If that weren’t heavy enough, things get still worse yet with Campbell’s arrival. He’s certainly a cautious, prudent man, operating under the assumption that all the information that one judge in his pocket had was now compromised. Knowing the connection between his company and the Struckers, he goes to the man’s antique shop, as such would be their only move once discovering Trask’s involvement. He injects Pulse with something, like giving a treat to a well-trained, obedient dog, and has him shut down all the mutant powers in the area before going in.
With Thunderbird no longer bulletproof and up against several men with guns, they can’t just bulldoze their way out. But Strucker thinks he can do something. Their family is special, even among mutants, so he steps up in defense of his son, hoping to make Campbell go away, or clear the path if that fails. Either way, he needs to get Reed out so he can protect Andy and Lauren, and protect the world from them as well.
It proves an unexpectedly revelatory experience, as Campbell, tickled pink at meeting Strucker, brags about how he used the man’s research in suppressing the X-Gene in his work at enhancing it. That’s what the serum does, making it a potent, gene-specific drug. It seems Strucker accidentally paved the way for a new monster to be unleashed in his attempt to lock up an old one. Fenris the Wolf gives rise to the Hounds. Poetic and tragic.
The encounter ends when Campbell attempts to have the premises searched, and Strucker powers up, no matter how Pulse is unleashing the full power of his suppressive abilities on him. The agents with Campbell are able to just shoot him, though, but too late. Campbell flees the scene just in time to survive the explosion Strucker unleashes. Strucker dies saving his son.
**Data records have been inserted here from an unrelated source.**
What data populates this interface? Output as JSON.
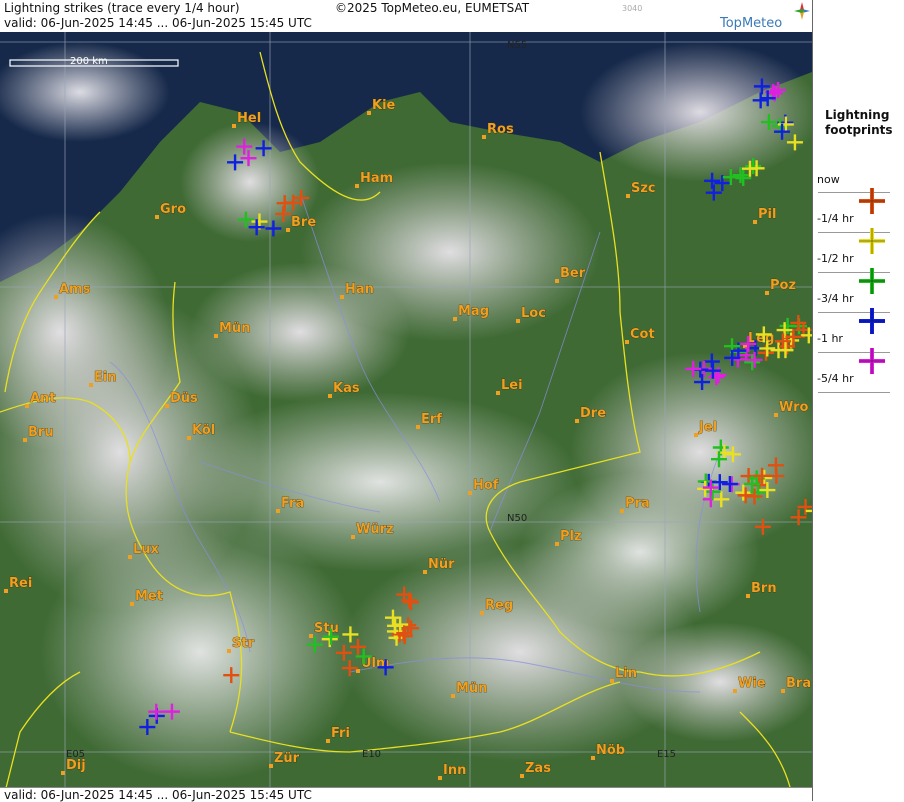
{
  "header": {
    "title": "Lightning strikes (trace every 1/4 hour)",
    "copyright": "©2025 TopMeteo.eu, EUMETSAT",
    "code": "3040",
    "valid": "valid:  06-Jun-2025 14:45 ... 06-Jun-2025 15:45 UTC",
    "brand": "TopMeteo"
  },
  "footer": {
    "valid": "valid:  06-Jun-2025 14:45 ... 06-Jun-2025 15:45 UTC"
  },
  "scale_bar": {
    "label": "200 km"
  },
  "legend": {
    "title": "Lightning footprints",
    "items": [
      {
        "label": "now",
        "color": "#e05010"
      },
      {
        "label": "-1/4 hr",
        "color": "#e8e020"
      },
      {
        "label": "-1/2 hr",
        "color": "#20c020"
      },
      {
        "label": "-3/4 hr",
        "color": "#1020e0"
      },
      {
        "label": "-1 hr",
        "color": "#e020e0"
      },
      {
        "label": "-5/4 hr",
        "color": ""
      }
    ]
  },
  "grid_labels": [
    "N55",
    "N50",
    "E05",
    "E10",
    "E15"
  ],
  "cities": [
    "Hel",
    "Kie",
    "Ros",
    "Ham",
    "Szc",
    "Gro",
    "Bre",
    "Pil",
    "Ams",
    "Han",
    "Ber",
    "Mag",
    "Loc",
    "Poz",
    "Mün",
    "Cot",
    "Leg",
    "Ein",
    "Kas",
    "Lei",
    "Ant",
    "Düs",
    "Wro",
    "Bru",
    "Köl",
    "Erf",
    "Dre",
    "Jel",
    "Hof",
    "Fra",
    "Pra",
    "Würz",
    "Plz",
    "Lux",
    "Nür",
    "Rei",
    "Met",
    "Reg",
    "Brn",
    "Stu",
    "Str",
    "Ulm",
    "Lin",
    "Mün",
    "Wie",
    "Bra",
    "Fri",
    "Dij",
    "Zür",
    "Inn",
    "Zas",
    "Nöb"
  ]
}
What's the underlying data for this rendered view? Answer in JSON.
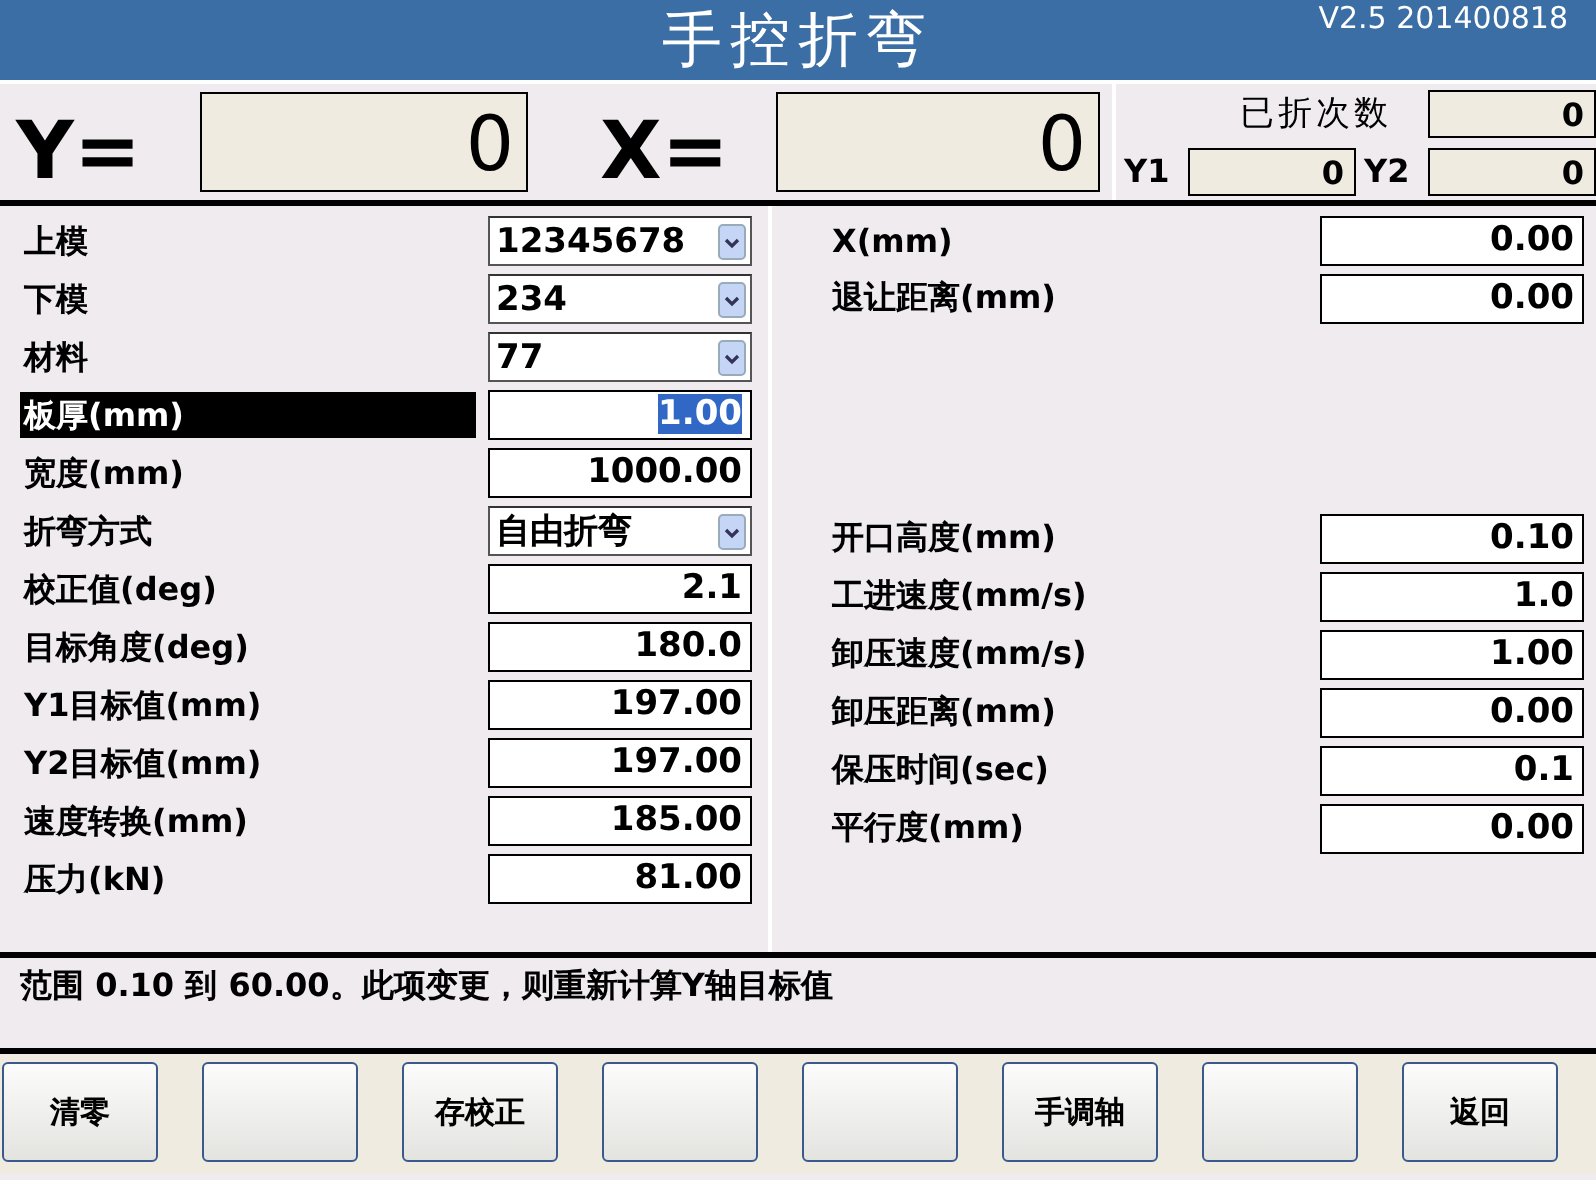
{
  "window": {
    "title": "手控折弯",
    "version": "V2.5 201400818"
  },
  "readouts": {
    "y_label": "Y=",
    "y_value": "0",
    "x_label": "X=",
    "x_value": "0",
    "count_label": "已折次数",
    "count_value": "0",
    "y1_label": "Y1",
    "y1_value": "0",
    "y2_label": "Y2",
    "y2_value": "0"
  },
  "left_fields": [
    {
      "label": "上模",
      "value": "12345678",
      "kind": "select",
      "selected": false
    },
    {
      "label": "下模",
      "value": "234",
      "kind": "select",
      "selected": false
    },
    {
      "label": "材料",
      "value": "77",
      "kind": "select",
      "selected": false
    },
    {
      "label": "板厚(mm)",
      "value": "1.00",
      "kind": "input",
      "selected": true
    },
    {
      "label": "宽度(mm)",
      "value": "1000.00",
      "kind": "input",
      "selected": false
    },
    {
      "label": "折弯方式",
      "value": "自由折弯",
      "kind": "select",
      "selected": false
    },
    {
      "label": "校正值(deg)",
      "value": "2.1",
      "kind": "input",
      "selected": false
    },
    {
      "label": "目标角度(deg)",
      "value": "180.0",
      "kind": "input",
      "selected": false
    },
    {
      "label": "Y1目标值(mm)",
      "value": "197.00",
      "kind": "input",
      "selected": false
    },
    {
      "label": "Y2目标值(mm)",
      "value": "197.00",
      "kind": "input",
      "selected": false
    },
    {
      "label": "速度转换(mm)",
      "value": "185.00",
      "kind": "input",
      "selected": false
    },
    {
      "label": "压力(kN)",
      "value": "81.00",
      "kind": "input",
      "selected": false
    }
  ],
  "right_top_fields": [
    {
      "label": "X(mm)",
      "value": "0.00",
      "selected": false
    },
    {
      "label": "退让距离(mm)",
      "value": "0.00",
      "selected": false
    }
  ],
  "right_bottom_fields": [
    {
      "label": "开口高度(mm)",
      "value": "0.10",
      "selected": false
    },
    {
      "label": "工进速度(mm/s)",
      "value": "1.0",
      "selected": false
    },
    {
      "label": "卸压速度(mm/s)",
      "value": "1.00",
      "selected": false
    },
    {
      "label": "卸压距离(mm)",
      "value": "0.00",
      "selected": false
    },
    {
      "label": "保压时间(sec)",
      "value": "0.1",
      "selected": false
    },
    {
      "label": "平行度(mm)",
      "value": "0.00",
      "selected": false
    }
  ],
  "status_text": "范围 0.10 到 60.00。此项变更，则重新计算Y轴目标值",
  "buttons": [
    {
      "kind": "labeled",
      "label": "清零"
    },
    {
      "kind": "blank"
    },
    {
      "kind": "labeled",
      "label": "存校正"
    },
    {
      "kind": "blank"
    },
    {
      "kind": "blank"
    },
    {
      "kind": "labeled",
      "label": "手调轴"
    },
    {
      "kind": "blank"
    },
    {
      "kind": "labeled",
      "label": "返回"
    }
  ]
}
Reed comes down to find his father’s dead body, the body of a man he thought cared nothing for him, when, in reality, he loved Reed more than life itself. So much weight, so much pain, turned to love, turned to remorse. Thunderbird finds Pulse gasping out his last, finally regaining lucidity in is final moments, just enough to apologize. One of his dearest friends and comrades dies in his arms, after having already been supposedly killed once before. The two men dig two graves, kneeling over them in sorrow. It’s a terrible loss, made all the worse by the revelation of the truth which Reed now bears.
When he and Thunderbird finally return to HQ, everyone’s spirits are defeated. Polaris and Pulse are reconciling in their grief. Blink and Dreamer are removing a nightmarish memory from Nora’s head. Reed can scarcely speak for the weight that’s crashed down on his shoulders, and the agony piercing his heart. Cait can only embrace him, and the kids can only watch, siblings supporting their parents and each other… as they hold hands.
…and cliffhanger!
And I say again, as the alternative to swearing: whoa.